A potentially deadly new COVID-related syndrome has emerged

A rare but deadly autoimmune disorder is on the rise in the north of England, and new research suggests its outbreak may be linked to COVID-19. The disease, known as anti-MDA5-positive dermatomyositis, was seen mainly in Asian populations before the pandemic, but is now increasing among Caucasian residents of Yorkshire.

Triggered by antibodies that attack an enzyme called MDA5 (melanoma differentiation-associated protein 5), the disease is associated with progressive interstitial lung disease, which is characterized by scarring of the lung tissue. Between 2020 and 2022, doctors in Yorkshire recorded an unprecedented 60 cases of MDA5 autoimmunity, resulting in eight deaths.

Analyzing this surge in a new study, researchers report that the sudden increase in cases coincides with major waves of COVID-19 infections during the peak years of the pandemic. This immediately caught their attention because MDA5 is an RNA receptor that plays a key role in recognizing the SARS-CoV-2 virus.

“Here we report an increase in the rate of anti-MDA5 positivity tests in the second year of the COVID-19 pandemic in our region (Yorkshire), which was notable as this entity is relatively rare in the UK,” the study authors write. They say this phenomenon is likely indicative of “a distinct form of MDA5+ disease in the COVID-19 era,” which they term “MDA5-autoimmunity and interstitial pneumonitis concurrent with COVID-19” (MIP-C).

To understand the mechanisms underlying this newly identified symptom, researchers used a data-crunching tool that looks for shared symptoms among members of medical groups.
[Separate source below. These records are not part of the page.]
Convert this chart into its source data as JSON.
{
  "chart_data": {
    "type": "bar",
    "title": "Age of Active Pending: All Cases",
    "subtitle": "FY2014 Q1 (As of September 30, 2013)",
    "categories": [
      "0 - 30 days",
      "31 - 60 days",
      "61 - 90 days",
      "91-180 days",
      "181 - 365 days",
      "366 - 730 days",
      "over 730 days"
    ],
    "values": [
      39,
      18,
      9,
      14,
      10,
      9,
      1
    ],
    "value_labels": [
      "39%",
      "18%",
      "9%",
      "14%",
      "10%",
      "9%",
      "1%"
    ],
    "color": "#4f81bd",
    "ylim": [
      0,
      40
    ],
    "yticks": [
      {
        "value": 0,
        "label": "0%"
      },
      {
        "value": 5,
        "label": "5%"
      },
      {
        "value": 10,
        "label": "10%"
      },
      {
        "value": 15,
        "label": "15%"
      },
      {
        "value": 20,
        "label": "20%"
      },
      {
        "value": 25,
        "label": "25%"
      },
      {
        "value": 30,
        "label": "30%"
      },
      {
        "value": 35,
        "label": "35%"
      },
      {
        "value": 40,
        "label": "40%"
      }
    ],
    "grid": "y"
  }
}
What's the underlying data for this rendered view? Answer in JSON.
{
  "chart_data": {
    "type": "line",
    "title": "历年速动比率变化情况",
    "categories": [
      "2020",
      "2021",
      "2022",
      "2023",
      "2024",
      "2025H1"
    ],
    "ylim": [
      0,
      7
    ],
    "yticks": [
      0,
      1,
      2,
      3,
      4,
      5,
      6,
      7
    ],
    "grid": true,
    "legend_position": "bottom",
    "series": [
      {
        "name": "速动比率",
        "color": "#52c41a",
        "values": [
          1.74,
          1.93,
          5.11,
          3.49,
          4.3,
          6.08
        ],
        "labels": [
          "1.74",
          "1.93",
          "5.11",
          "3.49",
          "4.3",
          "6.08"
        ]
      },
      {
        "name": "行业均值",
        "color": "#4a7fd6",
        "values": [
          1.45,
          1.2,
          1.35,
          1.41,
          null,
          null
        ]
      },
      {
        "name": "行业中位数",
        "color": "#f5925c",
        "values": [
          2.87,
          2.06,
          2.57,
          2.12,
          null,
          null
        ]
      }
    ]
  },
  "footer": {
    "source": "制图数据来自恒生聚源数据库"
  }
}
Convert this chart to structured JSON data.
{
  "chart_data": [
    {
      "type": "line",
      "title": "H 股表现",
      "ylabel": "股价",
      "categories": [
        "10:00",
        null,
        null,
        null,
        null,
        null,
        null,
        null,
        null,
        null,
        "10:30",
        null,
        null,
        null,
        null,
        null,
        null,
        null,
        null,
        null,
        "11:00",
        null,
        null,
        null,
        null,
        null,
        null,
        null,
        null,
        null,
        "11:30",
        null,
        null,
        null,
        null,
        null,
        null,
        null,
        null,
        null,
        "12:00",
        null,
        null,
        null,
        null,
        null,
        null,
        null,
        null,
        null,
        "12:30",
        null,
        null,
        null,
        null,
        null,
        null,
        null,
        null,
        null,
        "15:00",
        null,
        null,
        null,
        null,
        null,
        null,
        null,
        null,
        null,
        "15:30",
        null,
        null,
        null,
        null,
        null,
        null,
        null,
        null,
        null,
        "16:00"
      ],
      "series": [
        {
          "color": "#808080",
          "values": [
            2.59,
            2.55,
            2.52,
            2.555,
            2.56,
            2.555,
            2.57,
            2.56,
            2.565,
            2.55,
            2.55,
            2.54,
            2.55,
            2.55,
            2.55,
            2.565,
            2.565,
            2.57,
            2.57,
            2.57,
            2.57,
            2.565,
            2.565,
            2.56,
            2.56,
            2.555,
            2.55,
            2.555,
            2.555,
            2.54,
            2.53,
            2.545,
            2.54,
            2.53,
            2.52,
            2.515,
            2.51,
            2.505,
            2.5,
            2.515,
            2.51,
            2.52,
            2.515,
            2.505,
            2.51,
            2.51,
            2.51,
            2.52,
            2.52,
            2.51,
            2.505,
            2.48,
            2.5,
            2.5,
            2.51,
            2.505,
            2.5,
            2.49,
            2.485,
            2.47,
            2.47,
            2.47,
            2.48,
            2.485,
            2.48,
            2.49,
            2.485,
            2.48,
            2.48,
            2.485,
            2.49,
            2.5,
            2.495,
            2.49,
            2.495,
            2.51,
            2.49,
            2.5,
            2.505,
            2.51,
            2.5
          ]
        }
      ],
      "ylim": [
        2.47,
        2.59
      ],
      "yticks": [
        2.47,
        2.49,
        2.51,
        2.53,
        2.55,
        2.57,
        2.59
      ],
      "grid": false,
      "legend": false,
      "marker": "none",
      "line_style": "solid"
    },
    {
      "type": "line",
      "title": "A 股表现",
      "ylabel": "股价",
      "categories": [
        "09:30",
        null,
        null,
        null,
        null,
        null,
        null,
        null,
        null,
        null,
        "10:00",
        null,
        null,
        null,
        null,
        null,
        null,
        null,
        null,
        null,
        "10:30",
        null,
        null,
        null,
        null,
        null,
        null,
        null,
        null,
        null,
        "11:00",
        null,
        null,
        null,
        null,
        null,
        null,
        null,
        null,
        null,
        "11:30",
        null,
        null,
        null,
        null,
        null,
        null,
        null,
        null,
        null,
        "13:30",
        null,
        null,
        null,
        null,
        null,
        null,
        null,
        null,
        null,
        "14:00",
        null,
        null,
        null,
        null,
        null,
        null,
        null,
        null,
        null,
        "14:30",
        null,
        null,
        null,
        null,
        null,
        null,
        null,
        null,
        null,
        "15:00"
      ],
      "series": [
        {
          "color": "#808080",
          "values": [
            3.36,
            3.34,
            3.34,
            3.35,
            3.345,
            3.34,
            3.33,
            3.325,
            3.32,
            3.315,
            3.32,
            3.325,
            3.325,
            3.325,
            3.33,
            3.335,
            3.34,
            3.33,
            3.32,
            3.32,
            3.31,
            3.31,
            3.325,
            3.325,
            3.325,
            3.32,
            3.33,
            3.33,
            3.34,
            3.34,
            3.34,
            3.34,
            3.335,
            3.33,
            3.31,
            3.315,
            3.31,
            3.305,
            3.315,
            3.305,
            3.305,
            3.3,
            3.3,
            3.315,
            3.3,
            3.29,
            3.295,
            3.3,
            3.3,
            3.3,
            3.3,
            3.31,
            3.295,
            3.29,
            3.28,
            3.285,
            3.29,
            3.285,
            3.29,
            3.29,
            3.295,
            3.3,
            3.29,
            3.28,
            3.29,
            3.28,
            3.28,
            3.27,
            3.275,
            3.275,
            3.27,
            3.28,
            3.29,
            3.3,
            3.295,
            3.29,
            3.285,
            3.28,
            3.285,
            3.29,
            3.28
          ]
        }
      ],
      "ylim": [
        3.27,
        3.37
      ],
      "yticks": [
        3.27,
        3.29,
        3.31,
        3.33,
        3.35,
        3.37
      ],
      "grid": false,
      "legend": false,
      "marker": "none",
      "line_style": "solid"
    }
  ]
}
In doing so, they found that patients with MDA5 autoimmunity also had higher levels of an inflammatory cytokine called interleukin-15 (IL-15).

Commenting on the findings in a statement, study author Pradipta Ghosh explained that IL-15 “can push cells to the brink of exhaustion and create an immunological phenotype that is often identified as progressive interstitial lung disease, or fibrosis.” Seen as lungs.”

Overall, only eight of the 60 patients had already tested positive for COVID-19, suggesting that many people may have asymptomatic infections that they were not aware of. This implies that even mild infections with no initial symptoms may be sufficient to trigger MDA5 autoimmunity.

“Given the peak of MDA5 positivity testing after the peak of COVID-19 cases in 2021, and coinciding with the peak of vaccination, these findings indicate immunity against MDA5 upon exposure to SARS-CoV-2 and/or the vaccine.” Suggesting a reaction or autoimmunity,” the researchers conclude.

According to Ghosh, the phenomenon is unlikely to be limited to Yorkshire, and reports of MIP-C are now coming in from around the world.

This study has been published in the eBioMedicine journal.